リチャード・パワーズ『囚人のジレンマ』

読み終えた。パワーズは『舞踏会へ向かう三人の農夫』に続いて2冊目。

囚人のジレンマ

囚人のジレンマ

読んでいる最中、やたらと"2つに引き裂かれる"モチーフの描写が多いなと感じて読み終わった後確認してみたけれどそんなに多くなかった。

《巨大な深い溝が万博を真っ二つに切り裂いている》(p43)
《人々が暮らしを営もうとしてつくる場所と、人々のまわりで彼らとは無関係に噴出する場所とのあいだに、想像を絶する断裂が口を開く。》(p46-47)
《漆黒の森に、ドア枠が長方形の裂け目を刻んでいた。
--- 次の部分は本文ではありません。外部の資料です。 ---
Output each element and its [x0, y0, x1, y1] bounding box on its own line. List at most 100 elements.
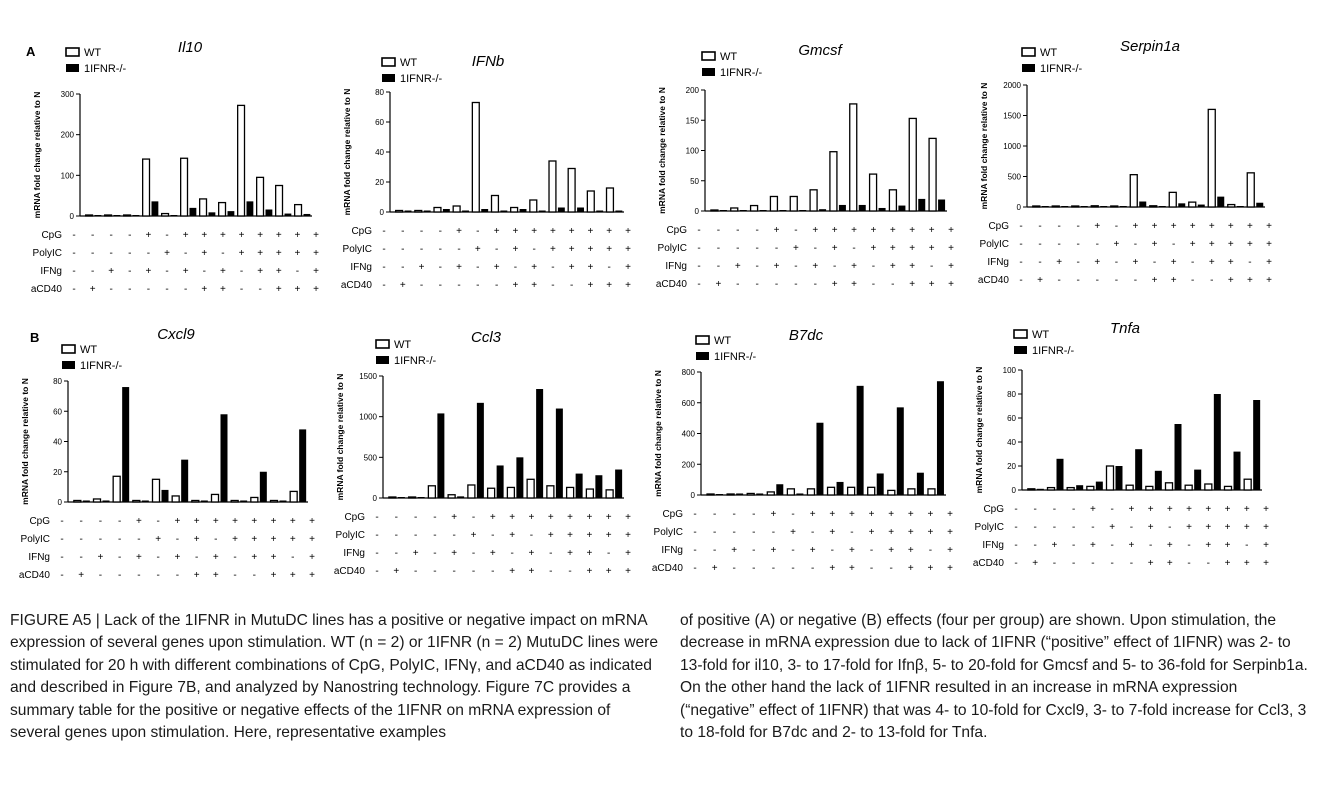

》(p61)
《倒産の、事実次元の完全な断裂――過去からのまったくの離脱――を見ていると、鋭く落ちてくる波頭を超えるなかで自分の腸がぎゅっと収縮するのをアーティは感じた。》(p72)
《そのときから、少年と外界との関係は、ふたつの方向に分かれた複雑なものになったのだ。》(p101)
《相反する二つの人生が世界を真っ二つに分断する》(p242)
《私たちの運動は二つに分裂した。》(p246)

こんなに"映画"の小説であることは知らなかったので読んでいる最中興奮した。《古い映画の目録で育てられた》(p222)子どもたち。万博と戦争とアメリカとディズニーが織りなす虚構の映画製作。それでも完璧に回復されえない…のが、終盤の、エディ・シニアに起こるある出来事で…しかも大好きな『インディ・ジョーンズ/クリスタル・スカルの王国』だったので最高だった。またパワーズ何か読もう。